For all these reasons I am pleased to announce a new program devised and hosted by the incoming leadership of the MPA Club, Jael Henry, Kelly Brosnan, Kelsey Wheeler, and Michael Cruz. “I Can’t Breathe: A Conversation on Race, Police Brutality, and Systemic Racism in America,” will be a multi-part series in which students, together with faculty members and guests from outside the Marxe School, can hold informative, supportive conversations on a range of topics relating specifically to the cascade of events that began with Mr. Floyd’s murder, but also speak more broadly to the stated themes, all of which long pre-date that atrocity. The first program will be on the mental health dimensions of this crisis and is scheduled for Tuesday, June 16 at 6:00 pm. Please save the date; a Zoom invitation will be circulated next week. I know that I will be there, microphone off and listening.

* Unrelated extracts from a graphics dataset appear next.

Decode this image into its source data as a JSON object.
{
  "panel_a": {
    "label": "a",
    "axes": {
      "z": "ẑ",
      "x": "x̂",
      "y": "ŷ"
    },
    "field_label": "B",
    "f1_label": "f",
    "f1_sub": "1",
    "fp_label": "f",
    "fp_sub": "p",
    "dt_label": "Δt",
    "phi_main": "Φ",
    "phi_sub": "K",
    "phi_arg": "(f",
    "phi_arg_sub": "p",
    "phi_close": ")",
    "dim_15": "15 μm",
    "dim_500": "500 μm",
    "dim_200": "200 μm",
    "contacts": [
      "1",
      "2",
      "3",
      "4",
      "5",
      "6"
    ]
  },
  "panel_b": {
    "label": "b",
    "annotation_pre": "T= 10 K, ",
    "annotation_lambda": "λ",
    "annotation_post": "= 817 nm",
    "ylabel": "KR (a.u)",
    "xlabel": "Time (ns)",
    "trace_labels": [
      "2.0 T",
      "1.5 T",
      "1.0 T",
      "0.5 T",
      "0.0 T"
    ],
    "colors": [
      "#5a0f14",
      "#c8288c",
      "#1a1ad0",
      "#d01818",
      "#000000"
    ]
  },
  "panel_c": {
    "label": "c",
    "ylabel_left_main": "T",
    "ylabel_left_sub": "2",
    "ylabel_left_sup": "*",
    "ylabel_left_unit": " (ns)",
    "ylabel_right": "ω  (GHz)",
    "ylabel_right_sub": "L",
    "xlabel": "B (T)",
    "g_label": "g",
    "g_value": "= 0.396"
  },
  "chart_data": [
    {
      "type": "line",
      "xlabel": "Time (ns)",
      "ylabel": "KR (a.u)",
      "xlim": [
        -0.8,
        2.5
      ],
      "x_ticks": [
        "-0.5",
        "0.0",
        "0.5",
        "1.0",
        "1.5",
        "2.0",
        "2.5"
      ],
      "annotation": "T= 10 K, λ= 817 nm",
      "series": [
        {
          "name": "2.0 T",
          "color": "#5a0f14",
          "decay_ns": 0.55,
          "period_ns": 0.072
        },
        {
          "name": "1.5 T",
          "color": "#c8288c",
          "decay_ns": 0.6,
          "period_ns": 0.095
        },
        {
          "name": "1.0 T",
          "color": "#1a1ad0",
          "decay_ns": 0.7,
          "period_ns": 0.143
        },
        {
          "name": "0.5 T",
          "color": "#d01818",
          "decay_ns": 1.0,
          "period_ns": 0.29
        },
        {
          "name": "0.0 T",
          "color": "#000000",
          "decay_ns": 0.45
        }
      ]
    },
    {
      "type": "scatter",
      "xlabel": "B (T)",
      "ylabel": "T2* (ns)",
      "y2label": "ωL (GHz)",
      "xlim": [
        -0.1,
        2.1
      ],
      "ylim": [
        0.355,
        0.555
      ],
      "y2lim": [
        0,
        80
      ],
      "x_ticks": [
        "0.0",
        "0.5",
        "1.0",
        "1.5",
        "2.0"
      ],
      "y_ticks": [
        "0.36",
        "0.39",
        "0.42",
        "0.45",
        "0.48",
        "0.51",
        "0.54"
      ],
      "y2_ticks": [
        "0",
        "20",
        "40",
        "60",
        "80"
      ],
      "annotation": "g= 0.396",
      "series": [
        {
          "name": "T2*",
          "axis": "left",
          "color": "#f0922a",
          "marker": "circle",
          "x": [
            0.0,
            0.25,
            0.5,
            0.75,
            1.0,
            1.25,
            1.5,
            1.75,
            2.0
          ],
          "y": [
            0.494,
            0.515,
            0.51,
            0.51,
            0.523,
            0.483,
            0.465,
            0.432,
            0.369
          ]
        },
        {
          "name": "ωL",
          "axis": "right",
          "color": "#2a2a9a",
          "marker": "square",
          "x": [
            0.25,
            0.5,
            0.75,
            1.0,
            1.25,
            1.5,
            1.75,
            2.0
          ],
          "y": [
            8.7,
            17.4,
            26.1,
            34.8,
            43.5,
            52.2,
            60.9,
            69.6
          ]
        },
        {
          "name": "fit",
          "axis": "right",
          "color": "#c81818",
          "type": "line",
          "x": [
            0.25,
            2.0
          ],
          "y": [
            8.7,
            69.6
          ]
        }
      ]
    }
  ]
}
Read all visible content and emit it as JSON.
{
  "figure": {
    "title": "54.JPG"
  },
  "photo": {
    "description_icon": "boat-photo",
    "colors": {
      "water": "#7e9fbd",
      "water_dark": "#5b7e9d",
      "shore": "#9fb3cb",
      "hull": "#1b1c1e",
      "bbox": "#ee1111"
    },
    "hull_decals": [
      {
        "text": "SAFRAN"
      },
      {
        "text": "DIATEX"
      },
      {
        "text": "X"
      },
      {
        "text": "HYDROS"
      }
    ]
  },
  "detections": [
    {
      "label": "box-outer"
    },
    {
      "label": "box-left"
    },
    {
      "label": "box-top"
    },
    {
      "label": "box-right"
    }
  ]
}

Let me close with three suggestions about things we can do as a school of policy and administration, not only at times such as these, but always. First, while we can and should, all of us, continue to speak and write about the things that matter most to us, we also need to make sure that we take time to listen and to do so in ways that truly deepen our understanding of others’ experiences and perspectives. True for everyone, it goes at least double for those like me who inhabit privileged positions and identities. Second, if we ever have, we can no longer accept the notion that a program works if it only works for some. If the results vary by race, class, gender, or other factors, we need to know why and redress the imbalances. This effort is one of the National Academy of Public Administration’s “Grand Challenges” for the coming decade and it is one we should embrace in all of our research, teaching and service as well as the careers we support; I know many of you already do distinguished work in this arena. Finally, I would like to suggest that we cease to work toward “restoring” or “rebuilding” the structures of government and civil society that have been so obviously and badly broken over the last several years, arguably decades. They have never worked for everyone, and we should not be going “back” to anything. We need to move forward toward a future as fully inclusive and equitable as we can make it.
I am enormously proud of you. We’re not perfect, but I know we’re up to the challenge. You’ve seen statements from Provost McCarthy, President-Designate Wu, and soon, if you haven’t seen it already, our Marxe Diversity Committee. All are strong and clear. Let’s embrace this moment to take stock, but let’s also move forward, rapidly, and with purpose. I know we will.